This morning I woke up to the news that Tim Smith passed away. I wanted to reflect on Tim’s influence on me as a creative and as a person.
My first exposure to Tim’s brilliance was Sing to God. I was fascinated initially, but I truly fell in love after listening to “Fiery Gun Hand”. The music was intense, jarring, and completely and unashamedly in-your-face. The lyrics were surreal and scary, and Jon Poole’s guitar solo might be one of the most perfect instrumental solos ever recorded. And of course, the song ends with a circus-y freakout and screeching guitars. I had never heard anything like it, and I listen to a LOT of weird music. It was love at first listen.
There are some bands that frustrate me when I discover them, because I realize how long I’ve missed out on them. As I listened through their discography, though, I realized that I had heard echoes of their influence in many of the bands I loved. I heard it in “The Fluke” by Devin Townsend. I heard it I heard it in Porcupine Tree’s more jarring moments. The “Pond” (a term of affection for those who love Tim’s music) includes many high profile artists and bands such as Thom Yorke, Faith No More, and Blur. Their music was called “divisive” by the press- Cardiacs fans loved the band with an intensity and fervor that is rare, and critics of the band truly couldn’t stand them.
Pete Cashmore at The Guardian wrote a profile of Tim a few years ago, and described the music well for the uninitiated: “The extremity of feeling that Cardiacs inspire is probably down to the fact that there is, was and will never be anyone else quite like them: Cardiacs sound unhinged, the sound of a manic brain firing off jarring time changes and baffling words. Songs sometimes sound like the players involved are trying to catch each other out, only to suddenly blossom into rapturous, pristine melody. The band reject the most common tag attached to them, that of “prog punk”, but there’s a certain truth in it, as they deliver jarring, wonky arrangements with thrashy intensity. But then you have to throw in elements like nursery rhymes, sea shanties, sweet psychedelia, vast hymnal shout-alongs and the occasional, incongruously straightforward rock anthem.”
It’s not a surprise that the music of the Cardiacs appeals to boundary pushing musicians and artists, though.
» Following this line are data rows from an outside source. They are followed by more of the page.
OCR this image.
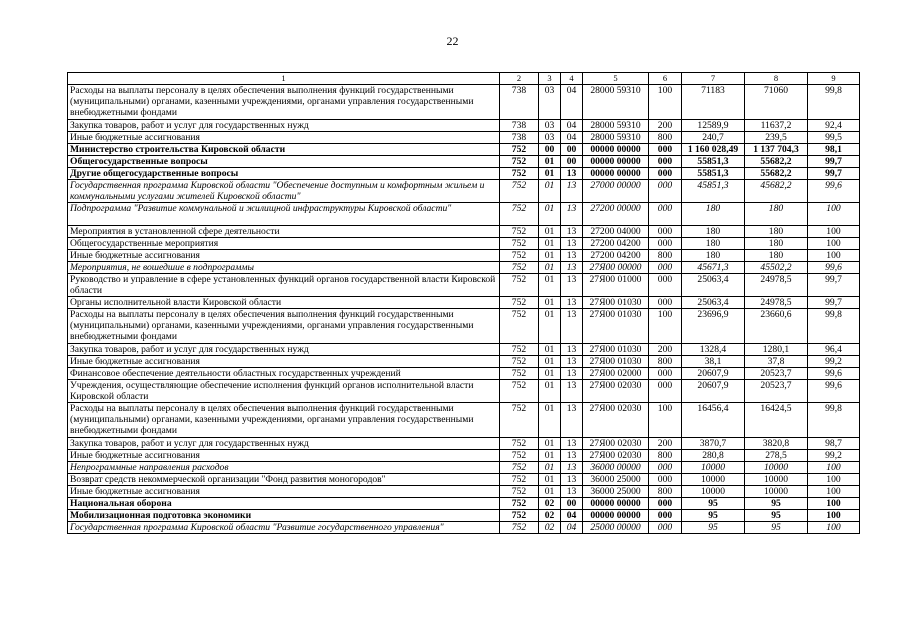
22
1	2	3	4	5	6	7	8	9
Расходы на выплаты персоналу в целях обеспечения выполнения функций государственными (муниципальными) органами, казенными учреждениями, органами управления государственными внебюджетными фондами	738	03	04	28000 59310	100	71183	71060	99,8
Закупка товаров, работ и услуг для государственных нужд	738	03	04	28000 59310	200	12589,9	11637,2	92,4
Иные бюджетные ассигнования	738	03	04	28000 59310	800	240,7	239,5	99,5
Министерство строительства Кировской области	752	00	00	00000 00000	000	1 160 028,49	1 137 704,3	98,1
Общегосударственные вопросы	752	01	00	00000 00000	000	55851,3	55682,2	99,7
Другие общегосударственные вопросы	752	01	13	00000 00000	000	55851,3	55682,2	99,7
Государственная программа Кировской области "Обеспечение доступным и комфортным жильем и коммунальными услугами жителей Кировской области"	752	01	13	27000 00000	000	45851,3	45682,2	99,6
Подпрограмма "Развитие коммунальной и жилищной инфраструктуры Кировской области"	752	01	13	27200 00000	000	180	180	100
Мероприятия в установленной сфере деятельности	752	01	13	27200 04000	000	180	180	100
Общегосударственные мероприятия	752	01	13	27200 04200	000	180	180	100
Иные бюджетные ассигнования	752	01	13	27200 04200	800	180	180	100
Мероприятия, не вошедшие в подпрограммы	752	01	13	27Я00 00000	000	45671,3	45502,2	99,6
Руководство и управление в сфере установленных функций органов государственной власти Кировской области	752	01	13	27Я00 01000	000	25063,4	24978,5	99,7
Органы исполнительной власти Кировской области	752	01	13	27Я00 01030	000	25063,4	24978,5	99,7
Расходы на выплаты персоналу в целях обеспечения выполнения функций государственными (муниципальными) органами, казенными учреждениями, органами управления государственными внебюджетными фондами	752	01	13	27Я00 01030	100	23696,9	23660,6	99,8
Закупка товаров, работ и услуг для государственных нужд	752	01	13	27Я00 01030	200	1328,4	1280,1	96,4
Иные бюджетные ассигнования	752	01	13	27Я00 01030	800	38,1	37,8	99,2
Финансовое обеспечение деятельности областных государственных учреждений	752	01	13	27Я00 02000	000	20607,9	20523,7	99,6
Учреждения, осуществляющие обеспечение исполнения функций органов исполнительной власти Кировской области	752	01	13	27Я00 02030	000	20607,9	20523,7	99,6
Расходы на выплаты персоналу в целях обеспечения выполнения функций государственными (муниципальными) органами, казенными учреждениями, органами управления государственными внебюджетными фондами	752	01	13	27Я00 02030	100	16456,4	16424,5	99,8
Закупка товаров, работ и услуг для государственных нужд	752	01	13	27Я00 02030	200	3870,7	3820,8	98,7
Иные бюджетные ассигнования	752	01	13	27Я00 02030	800	280,8	278,5	99,2
Непрограммные направления расходов	752	01	13	36000 00000	000	10000	10000	100
Возврат средств некоммерческой организации "Фонд развития моногородов"	752	01	13	36000 25000	000	10000	10000	100
Иные бюджетные ассигнования	752	01	13	36000 25000	800	10000	10000	100
Национальная оборона	752	02	00	00000 00000	000	95	95	100
Мобилизационная подготовка экономики	752	02	04	00000 00000	000	95	95	100
Государственная программа Кировской области "Развитие государственного управления"	752	02	04	25000 00000	000	95	95	100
While I think they can be appreciated without an extensive music education, the more one knows about songwriting convention, the more one can appreciate how many rules Tim Smith broke. Take the song “Stoneage Dinosaurs” for example. The melodic progression through the verses- Cm, Db, Ab, Eb, F, Cm. This repeated progression is unusual enough on its own, but then after a few verses, it very calmly walks through another set of chords- C, G, A, E, B, F#, G, D, E, B, F#, and Ab- all in one line of a verse, in a matter of seconds, so quick that you miss it if you’re not paying attention. Yes, Cardiacs were famous for their abrasive and complex passages, but even if they slowed down, they were capable of intense, otherwordly beauty.
Steven Wilson said in a BBC interview about Tim Smith’s influence: “In a way it’s easy to love the music but it’s much harder to imitate and I think that’s why perhaps the legacy of Cardiacs isn’t as strong as it otherwise might be simply because it’s very, very hard to imitate music of such sophistication and complexity. It’s genius.” The word “genius” is egregiously overused, but I think that anyone who seriously studies the music of Dr. Smith comes to the same conclusion: he was a genius in his own right, completely and defiantly unique. You don’t have to love the music of the Cardiacs to see that.
As someone who discovered Tim’s brilliant music after the band stopped touring, I found peace in the words of Mary Wren (from the Cardiacs’ label Alphabet Business Concern): “Despite the struggles Tim faced over the last 12 years, we all somehow felt he would never leave us. This is, in part, because he looked at death square in the face, with his good and true eye, so many times and won … At this time, we are comforted by the fact that he left us quietly, albeit suddenly.” I was one of scores of fans, all desperately hoping for a miracle, a wonder cure, at least some sort of relief from the pain. Even if a triumphant return to the stage seemed unlikely, his loss has felt unexpectedly sad for me. While his death comes as a shock to many, it also means he is released from what seemed like an awful, debilitating illness. And though his death likely comes as a respite for him, it’s still hard not to feel a tremendous sense of loss.
Rest in Peace, Tim.
“I have desired to go
Where springs not fail,
To fields where flies no sharp and sided hail
And a few lilies blow.
And I have asked to be
Where no storms come,
Where the green swell is in the havens dumb,
And out of the swing of the sea.” -Heaven Heven, The Sea Nymphs
Great article and much respect to Tim. His music definitely changed the way I hear music.